Tutto ciò, stando alla teoria, la quale del resto non può che implicare, tenere saldato alla struttura del film, alla congerie dei significanti, anche il significato. Cioè scrivere di cinema non può che essere un flusso di coscienza (spesso di incoscienza, nel momento in cui al pensiero segue il deliquio, lo smarrimento che ti prende alla fine della Chimera) che tiene insieme le due cose, anzi è proprio, precisamente quella sutura. Ma mi chiedo se questa volta non sia il caso di fare un discorso diverso e considerare a parte rispetto alla forma il contenuto che si caglia in questo incaglio di spazio-tempo che è Perfect Days. E’ così urgente e cogente, quello che il film di Wenders racconta - in questo precario, provvisorio esistere che è il nostro tempo, la nostra storia -, che vale la pena di prescindere da una forma imperfetta.
Perfect Days ha il profondo, straordinario senso umanistico dell’essenziale che legittima la dimensione del soggetto (mi piace pensare il cinema come dispositivo dell’immanenza, “macchinismo” oggettivo, universale, non appannaggio e narrazione dell’individuo: il soggetto è solo un’increspatura dell’immanenza, forse un infortunio, eppure…): libri, musica, l’ossessione libertaria della luce fronzuta. Un macrocosmo di senso, un infinito, a cui tende Hirayama, che parte dalla concretezza, finitezza della risaputa - eppure confortante - vita di tutti i giorni, si costruisce su questa semplicità, su questa quotidianità. Anche l’umiliazione perpetrata da una mamma intenta a disinfettare la mano del figlio che prima teneva quella di Hirayama, impallidisce (lui guarda, poi sorride) di fronte alla coscienza di quelle cataste di libri che lo attendono a casa, e le cassette, i nastri di Patty Smith, Lou Reed naturalmente (tutto un analagico che riporta in vita gesti antichi, sostanziali, pieni della sostanza dei nastri, della brossura), e il sogno delle foglie, delle ombre proiettate sulla superficie bianca, la strada lattescente, la via lattea della sua immaginazione. Una pagina eccezionale, il film di Wenders, questo sogno di foglie nell’ombra, insieme alle foglie al vento di Kaurismaki; un racconto sublime (in un incaglio di forma) della resistenza degli umili, solitari - dotati dell’essenziale - di fronte alla tracotanza del potere e di certe declinazioni della società.

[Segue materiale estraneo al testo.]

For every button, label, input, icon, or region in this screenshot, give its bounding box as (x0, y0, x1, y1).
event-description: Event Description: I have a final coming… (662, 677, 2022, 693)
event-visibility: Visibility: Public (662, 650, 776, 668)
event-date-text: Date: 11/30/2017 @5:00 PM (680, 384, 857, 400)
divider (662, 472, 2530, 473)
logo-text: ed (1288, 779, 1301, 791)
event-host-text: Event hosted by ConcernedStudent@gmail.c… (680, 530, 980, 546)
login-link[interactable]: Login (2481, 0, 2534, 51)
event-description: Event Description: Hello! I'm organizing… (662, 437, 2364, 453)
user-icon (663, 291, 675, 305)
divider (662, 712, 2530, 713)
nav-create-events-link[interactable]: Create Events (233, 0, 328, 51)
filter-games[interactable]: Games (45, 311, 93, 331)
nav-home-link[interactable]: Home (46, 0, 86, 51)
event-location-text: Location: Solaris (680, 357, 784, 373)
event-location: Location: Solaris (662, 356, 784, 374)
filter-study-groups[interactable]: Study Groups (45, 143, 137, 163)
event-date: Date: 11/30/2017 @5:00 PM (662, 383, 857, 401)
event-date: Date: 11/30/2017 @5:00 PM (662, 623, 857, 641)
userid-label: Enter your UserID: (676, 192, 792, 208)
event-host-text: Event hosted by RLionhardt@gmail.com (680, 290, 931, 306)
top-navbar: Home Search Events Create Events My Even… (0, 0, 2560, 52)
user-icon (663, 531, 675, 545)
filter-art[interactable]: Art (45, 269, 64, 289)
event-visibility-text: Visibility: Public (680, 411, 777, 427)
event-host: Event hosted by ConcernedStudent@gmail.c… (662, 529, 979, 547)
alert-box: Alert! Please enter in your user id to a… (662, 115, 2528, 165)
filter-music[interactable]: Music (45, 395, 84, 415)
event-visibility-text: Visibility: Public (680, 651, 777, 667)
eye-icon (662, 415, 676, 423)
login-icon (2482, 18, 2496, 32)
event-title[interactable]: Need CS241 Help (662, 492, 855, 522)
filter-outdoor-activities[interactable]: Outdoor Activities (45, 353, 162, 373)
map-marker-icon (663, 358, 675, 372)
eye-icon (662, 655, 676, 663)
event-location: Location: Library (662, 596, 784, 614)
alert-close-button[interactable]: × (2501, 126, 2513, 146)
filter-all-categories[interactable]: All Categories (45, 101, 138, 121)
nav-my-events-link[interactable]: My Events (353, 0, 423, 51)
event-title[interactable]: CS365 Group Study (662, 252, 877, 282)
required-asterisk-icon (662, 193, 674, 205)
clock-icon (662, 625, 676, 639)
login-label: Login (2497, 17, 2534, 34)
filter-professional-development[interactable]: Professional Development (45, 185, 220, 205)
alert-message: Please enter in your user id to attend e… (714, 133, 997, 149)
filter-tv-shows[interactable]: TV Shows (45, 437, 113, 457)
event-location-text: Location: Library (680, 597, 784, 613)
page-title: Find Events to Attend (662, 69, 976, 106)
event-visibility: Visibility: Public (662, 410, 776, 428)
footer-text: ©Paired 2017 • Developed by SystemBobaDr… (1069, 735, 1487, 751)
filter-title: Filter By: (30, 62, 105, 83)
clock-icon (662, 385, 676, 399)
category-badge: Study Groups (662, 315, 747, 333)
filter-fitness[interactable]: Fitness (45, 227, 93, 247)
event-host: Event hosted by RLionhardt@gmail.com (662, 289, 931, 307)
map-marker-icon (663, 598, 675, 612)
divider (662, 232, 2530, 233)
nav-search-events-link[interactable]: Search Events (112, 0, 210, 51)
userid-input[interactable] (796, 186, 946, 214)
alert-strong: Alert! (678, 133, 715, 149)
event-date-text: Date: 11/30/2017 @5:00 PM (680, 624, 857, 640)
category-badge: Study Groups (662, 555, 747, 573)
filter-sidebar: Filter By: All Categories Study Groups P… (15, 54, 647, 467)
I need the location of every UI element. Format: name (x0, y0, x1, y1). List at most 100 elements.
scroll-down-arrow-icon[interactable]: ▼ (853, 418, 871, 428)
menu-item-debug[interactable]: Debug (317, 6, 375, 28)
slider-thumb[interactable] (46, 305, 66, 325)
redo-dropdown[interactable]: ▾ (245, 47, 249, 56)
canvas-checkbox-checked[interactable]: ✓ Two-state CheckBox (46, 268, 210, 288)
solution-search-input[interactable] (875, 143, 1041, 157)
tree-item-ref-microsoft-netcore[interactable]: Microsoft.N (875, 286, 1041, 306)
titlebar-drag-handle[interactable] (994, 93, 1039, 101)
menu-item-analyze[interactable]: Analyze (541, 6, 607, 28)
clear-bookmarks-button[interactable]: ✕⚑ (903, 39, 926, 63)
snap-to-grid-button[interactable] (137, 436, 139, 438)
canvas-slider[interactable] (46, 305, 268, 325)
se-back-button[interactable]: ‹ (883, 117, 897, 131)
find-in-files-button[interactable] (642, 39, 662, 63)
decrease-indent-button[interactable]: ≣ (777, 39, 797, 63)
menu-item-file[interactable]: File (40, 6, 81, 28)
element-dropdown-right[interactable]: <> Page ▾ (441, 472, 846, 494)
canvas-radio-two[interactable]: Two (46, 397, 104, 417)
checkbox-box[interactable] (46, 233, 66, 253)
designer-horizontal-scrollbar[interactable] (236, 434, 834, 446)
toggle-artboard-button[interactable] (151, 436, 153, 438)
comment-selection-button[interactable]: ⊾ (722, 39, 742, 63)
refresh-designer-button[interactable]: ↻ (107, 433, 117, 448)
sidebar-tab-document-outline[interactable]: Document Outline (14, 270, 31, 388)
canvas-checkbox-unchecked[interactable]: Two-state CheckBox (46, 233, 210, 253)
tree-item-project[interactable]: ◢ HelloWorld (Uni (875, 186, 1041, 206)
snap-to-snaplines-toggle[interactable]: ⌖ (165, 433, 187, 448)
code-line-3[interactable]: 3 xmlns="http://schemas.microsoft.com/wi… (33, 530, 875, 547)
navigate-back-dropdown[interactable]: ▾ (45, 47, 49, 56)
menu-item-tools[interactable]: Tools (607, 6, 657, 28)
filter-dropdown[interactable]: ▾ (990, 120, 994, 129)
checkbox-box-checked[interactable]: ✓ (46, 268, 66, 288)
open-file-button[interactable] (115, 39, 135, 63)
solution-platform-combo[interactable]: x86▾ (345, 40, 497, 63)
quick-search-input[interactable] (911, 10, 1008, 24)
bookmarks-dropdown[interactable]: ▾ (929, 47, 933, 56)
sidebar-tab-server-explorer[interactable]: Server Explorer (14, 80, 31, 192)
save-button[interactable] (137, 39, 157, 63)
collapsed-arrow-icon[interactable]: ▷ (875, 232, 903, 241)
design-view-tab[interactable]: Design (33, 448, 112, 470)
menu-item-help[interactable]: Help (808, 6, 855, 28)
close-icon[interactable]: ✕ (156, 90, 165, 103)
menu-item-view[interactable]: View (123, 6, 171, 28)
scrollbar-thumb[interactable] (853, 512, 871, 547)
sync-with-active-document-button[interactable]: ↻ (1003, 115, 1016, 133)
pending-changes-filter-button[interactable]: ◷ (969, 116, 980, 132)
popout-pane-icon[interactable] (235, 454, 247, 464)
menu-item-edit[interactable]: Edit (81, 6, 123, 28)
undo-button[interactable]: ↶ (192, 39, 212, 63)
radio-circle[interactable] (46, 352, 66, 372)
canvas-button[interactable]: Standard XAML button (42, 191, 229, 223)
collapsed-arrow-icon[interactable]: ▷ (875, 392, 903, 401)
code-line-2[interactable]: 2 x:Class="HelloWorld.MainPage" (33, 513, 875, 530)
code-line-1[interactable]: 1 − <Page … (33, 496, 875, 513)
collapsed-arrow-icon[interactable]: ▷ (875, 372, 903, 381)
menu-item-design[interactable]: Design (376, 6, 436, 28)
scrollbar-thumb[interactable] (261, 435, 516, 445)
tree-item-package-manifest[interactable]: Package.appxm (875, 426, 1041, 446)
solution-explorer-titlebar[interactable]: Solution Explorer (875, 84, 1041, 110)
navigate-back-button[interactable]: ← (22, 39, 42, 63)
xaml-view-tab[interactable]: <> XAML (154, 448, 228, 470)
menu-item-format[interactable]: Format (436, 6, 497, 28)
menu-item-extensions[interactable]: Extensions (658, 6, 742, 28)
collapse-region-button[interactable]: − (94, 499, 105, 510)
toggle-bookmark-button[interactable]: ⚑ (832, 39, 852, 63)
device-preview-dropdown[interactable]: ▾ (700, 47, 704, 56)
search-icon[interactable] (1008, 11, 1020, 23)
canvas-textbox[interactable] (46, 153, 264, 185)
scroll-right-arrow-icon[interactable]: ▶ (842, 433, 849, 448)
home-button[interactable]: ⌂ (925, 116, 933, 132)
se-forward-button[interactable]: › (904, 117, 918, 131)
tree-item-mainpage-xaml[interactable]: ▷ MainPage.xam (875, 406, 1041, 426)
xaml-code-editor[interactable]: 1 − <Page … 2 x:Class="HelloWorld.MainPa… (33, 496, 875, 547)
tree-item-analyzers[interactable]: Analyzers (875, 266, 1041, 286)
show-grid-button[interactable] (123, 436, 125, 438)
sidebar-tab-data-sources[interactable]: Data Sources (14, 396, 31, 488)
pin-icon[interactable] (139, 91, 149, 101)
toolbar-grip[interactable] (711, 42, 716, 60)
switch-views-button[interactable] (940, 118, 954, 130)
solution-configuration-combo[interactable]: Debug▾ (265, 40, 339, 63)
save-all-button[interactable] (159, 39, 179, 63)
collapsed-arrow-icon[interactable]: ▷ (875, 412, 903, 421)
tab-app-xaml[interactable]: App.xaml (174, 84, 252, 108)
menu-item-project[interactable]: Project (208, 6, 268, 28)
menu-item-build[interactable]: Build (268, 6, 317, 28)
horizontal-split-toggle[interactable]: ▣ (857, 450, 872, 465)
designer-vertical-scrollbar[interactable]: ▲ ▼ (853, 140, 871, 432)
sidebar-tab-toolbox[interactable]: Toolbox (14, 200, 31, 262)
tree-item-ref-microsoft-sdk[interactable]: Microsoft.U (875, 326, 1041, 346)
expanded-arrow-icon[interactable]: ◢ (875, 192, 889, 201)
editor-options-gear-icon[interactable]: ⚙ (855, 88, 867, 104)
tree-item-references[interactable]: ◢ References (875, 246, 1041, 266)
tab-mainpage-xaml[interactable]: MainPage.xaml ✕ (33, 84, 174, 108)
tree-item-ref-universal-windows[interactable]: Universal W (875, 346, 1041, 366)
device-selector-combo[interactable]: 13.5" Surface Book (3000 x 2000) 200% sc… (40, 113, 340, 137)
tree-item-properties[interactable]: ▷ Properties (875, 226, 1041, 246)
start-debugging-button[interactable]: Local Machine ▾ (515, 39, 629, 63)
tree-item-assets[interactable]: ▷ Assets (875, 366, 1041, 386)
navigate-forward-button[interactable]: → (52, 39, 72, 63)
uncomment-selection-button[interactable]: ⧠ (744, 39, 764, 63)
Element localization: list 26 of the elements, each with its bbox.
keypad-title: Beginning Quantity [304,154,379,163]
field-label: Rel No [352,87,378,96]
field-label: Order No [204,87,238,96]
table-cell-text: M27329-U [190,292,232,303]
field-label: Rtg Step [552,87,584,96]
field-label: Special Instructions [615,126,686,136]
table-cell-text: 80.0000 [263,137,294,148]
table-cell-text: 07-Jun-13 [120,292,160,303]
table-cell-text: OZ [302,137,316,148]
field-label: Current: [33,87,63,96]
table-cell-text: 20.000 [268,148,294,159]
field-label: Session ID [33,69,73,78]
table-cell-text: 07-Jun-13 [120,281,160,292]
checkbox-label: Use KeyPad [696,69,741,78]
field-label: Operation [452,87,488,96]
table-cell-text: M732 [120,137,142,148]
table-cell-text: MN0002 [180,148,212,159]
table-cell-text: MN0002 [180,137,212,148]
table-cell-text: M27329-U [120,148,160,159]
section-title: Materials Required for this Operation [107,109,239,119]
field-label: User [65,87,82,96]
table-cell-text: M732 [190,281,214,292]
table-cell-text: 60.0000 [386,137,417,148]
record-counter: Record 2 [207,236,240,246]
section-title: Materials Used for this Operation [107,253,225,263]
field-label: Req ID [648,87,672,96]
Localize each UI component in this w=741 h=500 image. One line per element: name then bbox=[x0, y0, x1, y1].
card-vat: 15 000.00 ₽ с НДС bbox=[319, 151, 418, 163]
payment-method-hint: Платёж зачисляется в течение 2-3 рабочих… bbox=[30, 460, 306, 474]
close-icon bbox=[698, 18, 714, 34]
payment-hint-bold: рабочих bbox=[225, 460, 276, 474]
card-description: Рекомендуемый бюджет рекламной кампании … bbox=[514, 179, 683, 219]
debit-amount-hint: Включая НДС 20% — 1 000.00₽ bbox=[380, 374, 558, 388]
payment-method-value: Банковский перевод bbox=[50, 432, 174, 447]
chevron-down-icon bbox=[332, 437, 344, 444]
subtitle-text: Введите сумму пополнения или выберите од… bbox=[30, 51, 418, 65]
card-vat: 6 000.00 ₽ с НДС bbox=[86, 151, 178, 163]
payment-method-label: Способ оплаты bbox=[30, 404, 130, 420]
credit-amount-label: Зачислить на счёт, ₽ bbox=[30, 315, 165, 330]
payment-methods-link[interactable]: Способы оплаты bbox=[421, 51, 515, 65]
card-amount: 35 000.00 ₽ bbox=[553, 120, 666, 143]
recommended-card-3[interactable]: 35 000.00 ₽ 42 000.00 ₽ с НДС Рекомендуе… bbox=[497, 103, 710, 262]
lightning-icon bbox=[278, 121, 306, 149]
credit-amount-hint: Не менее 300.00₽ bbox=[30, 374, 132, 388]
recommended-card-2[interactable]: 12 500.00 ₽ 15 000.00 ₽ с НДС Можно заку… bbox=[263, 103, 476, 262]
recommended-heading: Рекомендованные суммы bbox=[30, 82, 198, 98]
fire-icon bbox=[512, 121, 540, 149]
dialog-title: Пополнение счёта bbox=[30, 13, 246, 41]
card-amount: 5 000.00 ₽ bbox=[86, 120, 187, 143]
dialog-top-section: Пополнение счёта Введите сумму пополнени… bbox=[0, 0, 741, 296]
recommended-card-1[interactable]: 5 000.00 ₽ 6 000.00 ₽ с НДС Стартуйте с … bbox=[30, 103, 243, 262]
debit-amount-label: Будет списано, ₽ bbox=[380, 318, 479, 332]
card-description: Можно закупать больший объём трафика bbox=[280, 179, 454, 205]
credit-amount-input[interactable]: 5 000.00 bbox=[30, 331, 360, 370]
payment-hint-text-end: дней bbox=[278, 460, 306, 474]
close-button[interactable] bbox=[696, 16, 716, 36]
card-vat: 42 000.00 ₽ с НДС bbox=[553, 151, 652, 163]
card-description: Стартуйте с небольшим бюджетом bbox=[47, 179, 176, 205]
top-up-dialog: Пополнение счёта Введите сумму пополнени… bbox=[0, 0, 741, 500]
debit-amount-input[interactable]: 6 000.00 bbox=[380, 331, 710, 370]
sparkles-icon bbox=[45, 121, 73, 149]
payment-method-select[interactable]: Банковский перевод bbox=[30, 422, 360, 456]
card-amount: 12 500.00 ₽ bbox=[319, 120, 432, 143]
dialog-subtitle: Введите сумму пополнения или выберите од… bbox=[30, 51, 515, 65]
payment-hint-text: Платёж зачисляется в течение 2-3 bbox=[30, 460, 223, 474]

Hirayama si carica di questa coscienza resistenziale, ne trabocca, e allora alla fine non può che cedere al dolore dell’essere al mondo e allo stesso tempo goderne (perchè ne restano i segni di un Altro qui, per pagine e nastri e immagini): la commozione a stento frenata e qualche sorriso, in alternanza, sul volto di Koji Yakusho (quasi fosse uno schermo su cui si sintetizzino tutte le espressioni che Hirayama aveva avuto per tutto il film), nel tempo miracoloso - adesso sì - di una sequenza, dell’ultima sequenza che, in sé, rappresenta il più bel finale del cinema recente, più politico e più attuale di qualsiasi altro film impegnato ci sia stato in questi anni. Riscatto per chi è sconfitto senza avere demeriti, per gli umili che però sono dotati di ricchezza emotiva e intellettuale, per gli ultimi che però conoscono prima di tutti il silenzio delle foglie.